Monday, March 2, 2009

Recent uses of babywipes

I'm not sure who uses baby wipes more: a new mother or me at a shift at the club. Baby wipes are as crucial to strippers as exotic natives are to anthropologists! Anyone? Anyone? okay, anyway, What would happen if one were to do like a commodity chain ethnography of baby wipes in strip clubs? (Wenner Gren leans in, tantalized...)

Baby wipes - Use #1
The obvious: freshening up any and all parts of your body after a stage set and before a lapdance.

Baby wipes - Use #2
High-friction lapdances can often get guys really hot and bothered. Actually, low friction and no-friction dances can do this to. But even just a little knee-near-the-groin action can get some guys to blow their load in their pants.
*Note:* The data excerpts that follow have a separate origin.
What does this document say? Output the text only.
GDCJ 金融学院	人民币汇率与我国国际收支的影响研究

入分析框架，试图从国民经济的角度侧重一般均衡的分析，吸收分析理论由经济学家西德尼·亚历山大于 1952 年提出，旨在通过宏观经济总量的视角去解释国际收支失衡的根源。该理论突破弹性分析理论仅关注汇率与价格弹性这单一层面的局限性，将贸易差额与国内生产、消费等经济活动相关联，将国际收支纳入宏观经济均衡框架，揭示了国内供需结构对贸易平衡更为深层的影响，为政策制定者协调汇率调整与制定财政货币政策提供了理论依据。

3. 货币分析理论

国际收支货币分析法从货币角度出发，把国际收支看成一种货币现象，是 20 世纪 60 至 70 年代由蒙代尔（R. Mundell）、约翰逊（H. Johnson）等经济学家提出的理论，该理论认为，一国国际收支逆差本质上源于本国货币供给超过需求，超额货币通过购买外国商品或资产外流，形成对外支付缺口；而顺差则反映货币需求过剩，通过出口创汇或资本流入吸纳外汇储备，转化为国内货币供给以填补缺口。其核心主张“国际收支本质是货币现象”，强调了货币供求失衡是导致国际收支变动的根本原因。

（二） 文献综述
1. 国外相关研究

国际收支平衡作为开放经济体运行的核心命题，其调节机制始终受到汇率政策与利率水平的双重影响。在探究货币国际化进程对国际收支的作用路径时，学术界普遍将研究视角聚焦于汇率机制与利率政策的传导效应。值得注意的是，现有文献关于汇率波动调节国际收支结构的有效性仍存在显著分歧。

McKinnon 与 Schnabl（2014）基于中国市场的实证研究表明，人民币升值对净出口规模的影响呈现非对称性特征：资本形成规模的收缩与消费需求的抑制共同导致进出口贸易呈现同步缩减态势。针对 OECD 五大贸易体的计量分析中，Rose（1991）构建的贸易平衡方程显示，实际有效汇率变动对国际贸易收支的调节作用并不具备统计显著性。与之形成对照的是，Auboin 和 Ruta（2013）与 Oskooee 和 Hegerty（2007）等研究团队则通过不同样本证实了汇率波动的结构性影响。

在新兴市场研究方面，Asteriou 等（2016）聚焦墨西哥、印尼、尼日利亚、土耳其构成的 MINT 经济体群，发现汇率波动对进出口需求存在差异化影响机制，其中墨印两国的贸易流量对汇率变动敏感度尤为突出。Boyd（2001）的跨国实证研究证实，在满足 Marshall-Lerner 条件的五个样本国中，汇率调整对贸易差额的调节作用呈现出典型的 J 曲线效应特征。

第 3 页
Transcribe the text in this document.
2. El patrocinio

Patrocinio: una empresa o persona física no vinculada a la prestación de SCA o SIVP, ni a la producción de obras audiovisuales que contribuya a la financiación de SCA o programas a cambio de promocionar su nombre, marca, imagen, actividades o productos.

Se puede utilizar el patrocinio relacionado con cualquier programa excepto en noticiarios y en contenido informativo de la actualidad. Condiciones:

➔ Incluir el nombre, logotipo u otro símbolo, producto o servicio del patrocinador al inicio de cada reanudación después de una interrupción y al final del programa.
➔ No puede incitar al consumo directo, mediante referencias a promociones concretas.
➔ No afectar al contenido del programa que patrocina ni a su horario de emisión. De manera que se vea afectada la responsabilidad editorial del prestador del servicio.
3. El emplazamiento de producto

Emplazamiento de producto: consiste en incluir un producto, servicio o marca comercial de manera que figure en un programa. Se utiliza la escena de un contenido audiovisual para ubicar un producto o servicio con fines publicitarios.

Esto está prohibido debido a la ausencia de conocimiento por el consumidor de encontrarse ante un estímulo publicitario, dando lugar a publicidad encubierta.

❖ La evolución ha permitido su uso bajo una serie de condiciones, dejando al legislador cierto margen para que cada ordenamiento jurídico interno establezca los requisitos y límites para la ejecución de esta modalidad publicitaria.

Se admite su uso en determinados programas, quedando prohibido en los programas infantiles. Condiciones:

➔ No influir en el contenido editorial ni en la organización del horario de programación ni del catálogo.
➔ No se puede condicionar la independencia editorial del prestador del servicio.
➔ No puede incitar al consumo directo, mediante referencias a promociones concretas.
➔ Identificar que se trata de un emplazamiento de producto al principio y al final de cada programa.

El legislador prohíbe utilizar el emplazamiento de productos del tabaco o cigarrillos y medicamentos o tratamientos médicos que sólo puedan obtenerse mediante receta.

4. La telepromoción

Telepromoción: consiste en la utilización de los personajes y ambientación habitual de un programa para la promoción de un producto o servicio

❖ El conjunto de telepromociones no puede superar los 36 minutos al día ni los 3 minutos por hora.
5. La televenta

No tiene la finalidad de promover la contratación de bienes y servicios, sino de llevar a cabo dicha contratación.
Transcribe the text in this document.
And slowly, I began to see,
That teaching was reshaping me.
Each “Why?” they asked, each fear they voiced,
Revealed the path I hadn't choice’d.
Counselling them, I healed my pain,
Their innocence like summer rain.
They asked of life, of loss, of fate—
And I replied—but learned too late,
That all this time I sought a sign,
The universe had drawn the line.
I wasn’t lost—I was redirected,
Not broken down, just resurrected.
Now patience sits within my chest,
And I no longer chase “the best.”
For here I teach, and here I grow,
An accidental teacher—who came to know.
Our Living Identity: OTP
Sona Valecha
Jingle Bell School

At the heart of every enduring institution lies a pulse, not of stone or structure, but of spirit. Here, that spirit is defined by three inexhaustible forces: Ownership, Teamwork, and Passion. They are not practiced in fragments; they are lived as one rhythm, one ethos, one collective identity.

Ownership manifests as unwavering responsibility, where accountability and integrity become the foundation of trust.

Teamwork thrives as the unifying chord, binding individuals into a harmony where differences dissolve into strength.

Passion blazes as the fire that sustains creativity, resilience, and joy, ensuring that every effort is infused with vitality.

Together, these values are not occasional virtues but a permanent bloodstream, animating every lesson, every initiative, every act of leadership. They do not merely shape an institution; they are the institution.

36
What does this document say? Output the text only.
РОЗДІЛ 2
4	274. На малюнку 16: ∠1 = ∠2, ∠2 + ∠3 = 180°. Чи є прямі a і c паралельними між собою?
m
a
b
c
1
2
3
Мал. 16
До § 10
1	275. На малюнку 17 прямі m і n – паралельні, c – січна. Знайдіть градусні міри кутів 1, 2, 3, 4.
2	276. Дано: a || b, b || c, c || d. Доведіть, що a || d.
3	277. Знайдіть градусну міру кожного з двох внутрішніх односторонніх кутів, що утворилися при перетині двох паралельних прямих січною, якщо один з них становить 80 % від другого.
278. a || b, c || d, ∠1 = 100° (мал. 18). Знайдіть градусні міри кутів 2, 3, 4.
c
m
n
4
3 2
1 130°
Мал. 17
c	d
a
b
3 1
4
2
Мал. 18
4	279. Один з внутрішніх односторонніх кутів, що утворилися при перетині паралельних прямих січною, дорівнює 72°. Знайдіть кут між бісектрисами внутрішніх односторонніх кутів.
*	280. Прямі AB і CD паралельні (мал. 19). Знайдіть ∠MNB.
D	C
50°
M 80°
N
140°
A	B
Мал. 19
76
I would say this probably applies to somewhere between a third and a fifth of the strip club customer population. Actually, once I gave a guy a lapdance and halfway through the first song he told me I could stop, that he'd already finished his business. I was hardly making any contact with the region!!! Thus proving that orgasms are as much in the head as they are in the ... other head. Anyway, there is nothing like a sweatpants (or trackpants) customer whose bone-on you can feel pretty plainly. I tend to hover above these boys in dances rather than actually sit on their laps. I call it hoverdancing. The skill of being able to hoverdance is known as hovercraft. Anyhow, the last thing I want to come (pardon the pun) into contact with is semen. I have successfully (knock on wood -- not too hard, though! that's friction!) avoided such contact since starting the job. Still, when a guy comes in his pants during a lapdance, baby wipes are necessary mostly as a psychological cleansing tool...

Baby wipes - Use #3
This customer I nicknamed Slouchy Hussain came in last week. Usually he takes me to the Champagne Room, which is where he earned his odd moniker. I call him slouchy because he does what so many guys do during lap dances - they gradually slide down till they're almost horizontal, laying flat on their back! What is it about sitting up straight that is so loathesome to them?! Usually when guys start doing this I pull them up by the back of their neck and have them sit up straight again. But Slouchy Hussain looks so intent, so focused, that it would really be a shame to break his concentration by adjusting his posture. Slouch away, 'Sain! Anyway, last time he came in it was pretty empty so instead of a Champagne Room we just went for lapdances. And usually, common courtesy for boys is to empty their pockets of wallets, phones, keys, exacto knives, whatever things they have in their pockets that might jab or poke at you*. Slouchy didn't empty out his pockets, so when I started giving him his lapdances, I felt what I thought was a key poking at my thighs, side, stomach, butt, throughout the dances. Afterward I went to the back to freshen up (7 lapdances! I was a hot mess.) and noticed that I had a dark, brand-new vein in my thigh! For a split second, I thought I might have to quit dancing or get laser treatment to erase it when I realized that it was no vein, but PEN scribbling all OVER my back, thigh, butt... ARGH. Who the hell a) doesn't empty sharp objects from their pockets before a lapdance and b) has an UNCAPPED pen among those sharp objects? Anyway, use #3 for babywipes involves erasing pen markings from your body.

Baby wipes - Use #4
There are oh so many ways to violate someone sexually! It doesn't have to involve whipping out a dick or penetrating anything. There was this guy who KEPT trying to make out with me during a lapdance. He would grab my hair, my back, the back of my neck/head, anything! Eventually I had to turn around and give him the kind of dance where you're clapping ass in front of their face most of the time, because I wanted nowhere near his mouth. After the dance he asked if he could kiss me on the cheek, which I obliged. But I feel like he must have been collecting saliva or something that whole time because he refused my cheek and went instead for my ear (which was so NOT okay) and gave me the oral equivalent of a wet willy. Needless to say, I gave my ear a thorough rinse-out and scrub down with soaped0-up wipes (and gave the guy a dirty look). Does anyone make colonics for ears?

*except their penis


  1. I feel like I need a baby wipe after reading that! So fresh so clean :)

  2. This entry flagrantly violates the 17-puns-per-paragraph rule set forth by the World Wide Web Consortium. (But the naughty feeling it induces makes up for said crime.)